The admission that I am not God is the acceptance of being a subject; a finite individual with particular features and a limited perspective, or to put it in positive terms; the acceptance of subjectivity is the admission that I am not God. However, subjectivity is born in a web of intense relationships so the experience of subjectivity should not lead us to think that we are separate entities. We are connected to one another, we exist in multiplicity; folded together in various constellations in each moment of becoming.
As Christians we confess to be one in Christ – who is in the Father and whom the Father is in. We accept that we are folded together within the divine, and thus that individuality cannot be thought of as separateness.
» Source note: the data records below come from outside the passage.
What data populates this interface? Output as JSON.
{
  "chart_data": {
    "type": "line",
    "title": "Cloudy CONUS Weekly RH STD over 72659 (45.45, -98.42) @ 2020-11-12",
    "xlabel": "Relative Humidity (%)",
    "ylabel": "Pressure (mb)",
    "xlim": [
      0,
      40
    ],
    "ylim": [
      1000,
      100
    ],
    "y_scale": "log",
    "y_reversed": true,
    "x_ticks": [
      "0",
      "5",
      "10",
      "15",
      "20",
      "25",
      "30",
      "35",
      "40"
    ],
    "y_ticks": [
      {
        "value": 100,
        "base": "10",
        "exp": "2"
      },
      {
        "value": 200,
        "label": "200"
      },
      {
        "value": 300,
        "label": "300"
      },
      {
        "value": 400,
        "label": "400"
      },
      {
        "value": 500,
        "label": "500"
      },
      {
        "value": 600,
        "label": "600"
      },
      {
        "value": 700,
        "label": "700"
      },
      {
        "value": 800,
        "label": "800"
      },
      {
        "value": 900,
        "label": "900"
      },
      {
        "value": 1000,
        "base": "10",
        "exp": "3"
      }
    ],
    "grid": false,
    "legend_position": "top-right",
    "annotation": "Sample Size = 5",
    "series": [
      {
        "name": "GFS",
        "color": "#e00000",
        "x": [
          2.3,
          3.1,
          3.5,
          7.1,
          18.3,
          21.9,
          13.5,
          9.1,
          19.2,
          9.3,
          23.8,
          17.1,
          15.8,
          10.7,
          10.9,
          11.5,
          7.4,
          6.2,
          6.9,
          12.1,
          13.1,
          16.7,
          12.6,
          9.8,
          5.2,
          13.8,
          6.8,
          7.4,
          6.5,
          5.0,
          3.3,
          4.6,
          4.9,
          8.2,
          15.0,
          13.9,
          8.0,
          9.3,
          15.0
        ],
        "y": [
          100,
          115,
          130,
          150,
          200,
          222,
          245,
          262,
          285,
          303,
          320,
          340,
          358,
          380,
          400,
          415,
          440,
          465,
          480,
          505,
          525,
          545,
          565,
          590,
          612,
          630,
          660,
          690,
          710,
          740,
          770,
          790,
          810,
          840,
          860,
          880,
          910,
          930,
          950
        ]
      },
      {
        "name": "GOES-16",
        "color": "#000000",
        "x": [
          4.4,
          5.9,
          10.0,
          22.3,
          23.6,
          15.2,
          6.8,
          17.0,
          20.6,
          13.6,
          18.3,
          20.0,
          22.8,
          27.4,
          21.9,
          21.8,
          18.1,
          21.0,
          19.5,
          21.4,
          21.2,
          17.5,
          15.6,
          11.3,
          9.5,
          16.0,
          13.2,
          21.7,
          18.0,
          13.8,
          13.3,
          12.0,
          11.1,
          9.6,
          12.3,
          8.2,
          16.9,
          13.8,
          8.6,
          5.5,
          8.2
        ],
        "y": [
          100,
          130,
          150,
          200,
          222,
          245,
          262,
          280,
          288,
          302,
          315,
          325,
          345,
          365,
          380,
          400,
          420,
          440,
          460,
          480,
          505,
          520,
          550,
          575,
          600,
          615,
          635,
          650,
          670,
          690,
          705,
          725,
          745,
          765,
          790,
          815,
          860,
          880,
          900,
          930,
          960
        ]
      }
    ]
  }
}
I am therefore always with you and without you I am not. Still, I am not One with God since that would mean that you are not.
To assume Oneness with God is simply idolatry and the consequence is oppression towards the Other. To assume that God is not creates the same boundary markers since subjectivity is then understood as separateness from the Other; the ones who believe to be One with God. It is therefore not surprising that some atheists might say that religion poisons everything, since religion is believed to belong to the poisonous Other.
The rejection of the Other is a unifying force, its sacrificial mechanism binds people together, and can therefore be said to be a kind of religious practice. But it is anti-religion; it unifies people by the exclusion of the Other. Religious fundamentalists and ‘anti-theists’ therefore need one another since their separate unities are built on the common foundation of this exclusionary practice.
“To assume Oneness with God is simply idolatry and the consequence is oppression towards the Other”. Loved this. It’s not just philosophically speaking, but it’s historical evidence-based (Emperors and alike).
But the first part seemed to me as a sort of “human monadism” (multiplicity and connection), a view I once liked to adopt. Now I’m willing to continue the search to find something “other” than that.
Thank you for this beautiful contribute.
I read Whitehead, Deleuze and others that can be related to Leibniz so you are correct, but the reason for putting humans at the centre is because I want to discuss human subjectivity. Hence I might seem a bit more anthropocentric than I really am. Still, I believe multiplicity and connections are important but let me know why you think otherwise. Thanks for the kind word.